By Gurdip Singh
SINGAPORE — The Central Provident Fund Investment Scheme had returns of 13.4% on investments in unit trusts and 12.5% on those in investment-linked insurance products offered to participants in 2006, according to Standard & Poor's.
For the three years ended Dec. 31, 95.2% of all CPFIS-offered unit trusts and 94.4% of the ILPs produced positive returns, especially funds invested in global asset allocation, Asia-Pacific equity (excluding Japan), European equity and global equity strategies, according to a report by S&P Singapore.
The strong returns are good news for CPFIS participants, as their investments have rebounded from the underperformance of the funds in 2000 and 2001 because of weak Asian economies.

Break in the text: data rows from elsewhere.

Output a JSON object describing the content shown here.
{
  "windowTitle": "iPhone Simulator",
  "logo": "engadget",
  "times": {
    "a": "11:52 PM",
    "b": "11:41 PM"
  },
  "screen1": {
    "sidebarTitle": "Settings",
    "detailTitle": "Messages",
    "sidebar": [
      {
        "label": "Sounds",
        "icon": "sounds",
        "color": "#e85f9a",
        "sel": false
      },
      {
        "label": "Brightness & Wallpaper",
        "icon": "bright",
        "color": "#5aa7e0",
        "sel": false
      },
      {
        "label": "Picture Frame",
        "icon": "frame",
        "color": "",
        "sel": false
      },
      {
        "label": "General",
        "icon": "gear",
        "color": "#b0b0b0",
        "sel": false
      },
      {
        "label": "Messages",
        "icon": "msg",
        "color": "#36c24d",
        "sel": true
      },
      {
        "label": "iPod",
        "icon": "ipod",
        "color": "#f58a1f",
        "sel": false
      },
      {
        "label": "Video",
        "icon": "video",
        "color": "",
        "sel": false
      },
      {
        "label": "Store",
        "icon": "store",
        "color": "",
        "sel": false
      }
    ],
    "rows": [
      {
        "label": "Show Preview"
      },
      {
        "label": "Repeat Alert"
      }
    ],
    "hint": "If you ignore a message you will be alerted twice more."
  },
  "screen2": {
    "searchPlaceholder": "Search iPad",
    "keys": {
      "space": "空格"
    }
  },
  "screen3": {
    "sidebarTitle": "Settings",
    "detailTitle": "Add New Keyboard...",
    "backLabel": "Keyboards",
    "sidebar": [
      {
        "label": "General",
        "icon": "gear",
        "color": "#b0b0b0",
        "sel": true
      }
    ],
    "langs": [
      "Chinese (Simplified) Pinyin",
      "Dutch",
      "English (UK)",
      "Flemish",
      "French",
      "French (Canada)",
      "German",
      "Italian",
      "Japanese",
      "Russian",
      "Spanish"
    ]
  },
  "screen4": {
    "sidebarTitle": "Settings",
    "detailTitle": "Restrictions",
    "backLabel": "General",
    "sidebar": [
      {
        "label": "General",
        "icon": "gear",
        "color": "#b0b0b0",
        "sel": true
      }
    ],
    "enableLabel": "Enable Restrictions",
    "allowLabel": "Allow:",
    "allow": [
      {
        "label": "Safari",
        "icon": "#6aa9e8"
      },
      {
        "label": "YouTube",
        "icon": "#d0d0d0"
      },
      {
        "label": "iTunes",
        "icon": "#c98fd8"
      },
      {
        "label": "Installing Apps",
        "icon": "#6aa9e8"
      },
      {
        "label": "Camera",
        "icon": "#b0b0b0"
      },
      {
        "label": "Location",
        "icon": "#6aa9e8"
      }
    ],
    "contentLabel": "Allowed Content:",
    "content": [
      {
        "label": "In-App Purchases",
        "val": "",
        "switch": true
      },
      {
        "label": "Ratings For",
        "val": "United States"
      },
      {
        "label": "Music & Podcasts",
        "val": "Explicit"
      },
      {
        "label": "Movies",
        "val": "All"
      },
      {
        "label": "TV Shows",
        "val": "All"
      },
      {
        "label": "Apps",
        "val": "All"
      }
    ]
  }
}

In 2006, equity funds offered through CPFIS had an average return of 15.8%, exceeding performance of the two other unit trust investment types. The asset allocation funds and fixed-income funds posted returns of 6.6% and 1.7%, respectively.
Speaking at a news conference last week (Feb. 26), Sharon Wong, Standard & Poor's director for equity research in Asia, said the CPFIS investments were buoyed by strong equity markets in 2006, with the Straits Times index returning 27.2% and the S&P/ASX 200 19%, compared to the S&P 500's 13.6%.
The Central Provident Fund comprises three accounts funded by contributions from workers and employers: the ordinary account, which can be used to save for a home or education; the special account, which is retirement savings; and a medical savings account. The ordinary and special account contributions are invested through managers authorized by the CPFIS. Individual participants direct their investments.